Tribunal Administratif de Toulon — Décision N° TA83-2201858

jeudi 28 juillet 2022

JuridictionTribunal Administratif de Toulon
SectionTribunal Administratif de Toulon
N° DossierTA83-2201858
TypeDécision
RecoursExcès de pouvoir
Avocat requérantBRL - BAUDUCCO ROTA LHOTELLIER

Texte intégral

Vu la procédure suivante :

Par une requête et un mémoire complémentaire, enregistrés les 12 et 26 juillet 2022,

M. A B, représenté par Me Gara-Roméo, demande au juge des référés, dans le dernier état de ses écritures :

1°) de suspendre, sur le fondement des dispositions de l'article L. 521-1 du code de justice administrative, l'exécution de l'arrêté du 22 avril 2022 par lequel le maire de Néoules a délivré à M. E C un permis de construire n° PC 083 088 22 N 0002, en vue de la réhabilitation en logement d'une remise située sur les parcelles cadastrées section C nos 111 et 451, sises rue Paul-Arène, sur le territoire communal ;

2°) de mettre à la charge de commune de Néoules la somme de 3 000 euros sur le fondement des dispositions l'article L. 761-1 du code de justice administrative.

Il soutient que :

- propriétaire du bien jouxtant les parcelles constitutives du terrain d'assiette du projet litigieux, dont les conditions d'occupation, d'utilisation et de jouissance seront impactées par celui-ci, il a intérêt pour agir au sens et pour l'application de l'article L. 600-1-2 du code de l'urbanisme et est recevable à contester l'autorisation de construire afférente ;

- compte tenu des dispositions de l'article L. 600-3 du code de l'urbanisme, la condition d'urgence est présumée satisfaite ;

- il existe un doute sérieux quant à la légalité de l'arrêté du maire de Néoules en date du 22 avril 2022 :

. sauf production par la commune de Néoules d'une délégation de compétence et de signature régulièrement accordée et publiée, et faute pour cette dernière de justifier d'un extrait de registre chronologique des actes de publication et de notification, cet arrêté est entaché du vice d'incompétence ;

. cet arrêté du 22 avril 2022 a également été pris en méconnaissance des dispositions de l'article Ua 10 du règlement du plan local d'urbanisme (PLU) de la commune de Néoules qui interdisent la surélévation des remises ; à supposer même qu'une telle surélévation soit possible, le projet porté par M. C méconnaîtrait la règle de hauteur fixée par ces mêmes dispositions ;

. en méconnaissance des dispositions de l'article R. 431-6 du code de l'urbanisme, le pétitionnaire n'a pas spécifié, dans son dossier de demande de permis de construire, la destination de la construction existante.

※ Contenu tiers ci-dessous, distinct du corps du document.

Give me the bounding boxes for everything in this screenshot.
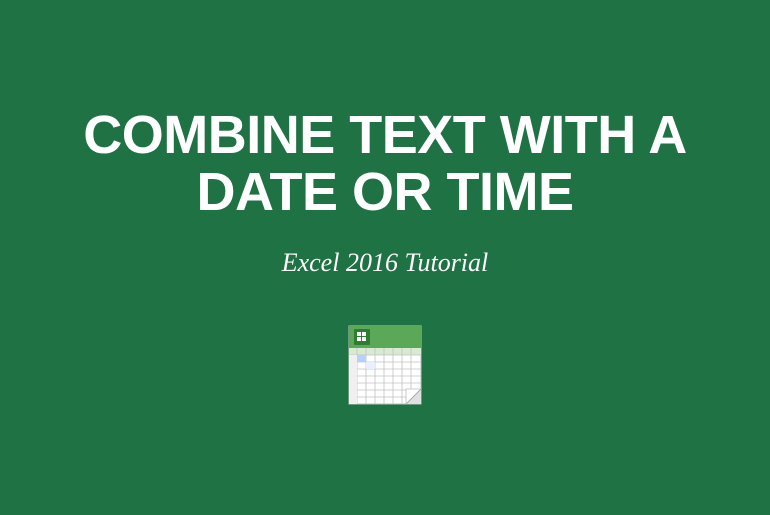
excel-spreadsheet-icon [346, 320, 424, 408]
page-title: COMBINE TEXT WITH A DATE OR TIME [0, 107, 770, 220]
page-subtitle: Excel 2016 Tutorial [282, 248, 489, 278]
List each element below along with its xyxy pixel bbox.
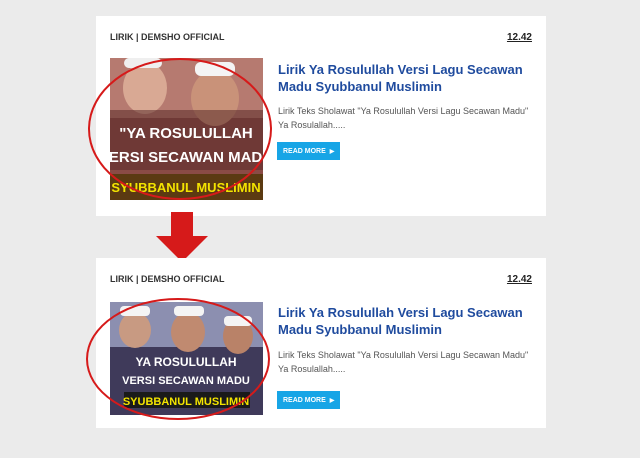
- chevron-right-icon: ▶: [329, 148, 335, 155]
- post-time[interactable]: 12.42: [507, 32, 532, 43]
- post-thumbnail[interactable]: "YA ROSULULLAH VERSI SECAWAN MADU SYUBBA…: [110, 58, 263, 200]
- read-more-label: READ MORE: [283, 396, 326, 404]
- read-more-label: READ MORE: [283, 147, 326, 155]
- post-excerpt: Lirik Teks Sholawat "Ya Rosulullah Versi…: [278, 106, 529, 130]
- post-time[interactable]: 12.42: [507, 274, 532, 285]
- post-thumbnail[interactable]: YA ROSULULLAH VERSI SECAWAN MADU SYUBBAN…: [110, 302, 263, 415]
- post-card-before: LIRIK | DEMSHO OFFICIAL 12.42 "YA ROSULU…: [96, 16, 546, 216]
- thumb-line-2: VERSI SECAWAN MADU: [110, 149, 263, 166]
- post-category[interactable]: LIRIK | DEMSHO OFFICIAL: [110, 274, 225, 285]
- post-category[interactable]: LIRIK | DEMSHO OFFICIAL: [110, 32, 225, 43]
- thumb-line-1: "YA ROSULULLAH: [119, 125, 253, 142]
- post-meta: LIRIK | DEMSHO OFFICIAL 12.42: [110, 274, 532, 285]
- post-excerpt: Lirik Teks Sholawat "Ya Rosulullah Versi…: [278, 350, 529, 374]
- post-title[interactable]: Lirik Ya Rosulullah Versi Lagu Secawan M…: [278, 61, 532, 95]
- chevron-right-icon: ▶: [329, 397, 335, 404]
- read-more-button[interactable]: READ MORE ▶: [277, 391, 341, 409]
- read-more-button[interactable]: READ MORE ▶: [277, 142, 341, 160]
- post-meta: LIRIK | DEMSHO OFFICIAL 12.42: [110, 32, 532, 43]
- thumb-line-1: YA ROSULULLAH: [135, 355, 236, 369]
- thumb-line-3: SYUBBANUL MUSLIMIN: [111, 180, 260, 195]
- down-arrow-icon: [156, 212, 208, 262]
- post-card-after: LIRIK | DEMSHO OFFICIAL 12.42 YA ROSULUL…: [96, 258, 546, 428]
- post-title[interactable]: Lirik Ya Rosulullah Versi Lagu Secawan M…: [278, 304, 532, 338]
- thumb-line-3: SYUBBANUL MUSLIMIN: [123, 396, 249, 408]
- thumb-line-2: VERSI SECAWAN MADU: [122, 375, 250, 387]
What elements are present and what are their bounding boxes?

Par des mémoires en défense, enregistrés les 25 et 26 juillet 2022, la commune de Néoules, représentée par Me Bauducco, conclut au rejet de la requête et à ce qu'une somme de 3 000 euros soit mise à la charge de M. B au titre de l'article L. 761-1 du code de justice administrative.

Elle fait valoir qu'aucun des moyens soulevés par M. B n'est de nature à faire naître un doute sérieux quant à la légalité de l'arrêté de son maire en litige.

La procédure a été communiquée à M. C qui n'a pas présenté de mémoire. Vu :

- la requête, enregistrée le 12 juillet 2022, sous le n° 2201913, par laquelle M. B demande principalement au Tribunal l'annulation de l'arrêté susvisé du 22 avril 2022 du maire de Néoules ;

- les autres pièces du dossier.

Vu :

- le code de l'urbanisme ;

- le code de justice administrative.

La présidente du Tribunal a désigné M. D en qualité de juge des référés en application de l'article L. 511-2 du code de justice administrative.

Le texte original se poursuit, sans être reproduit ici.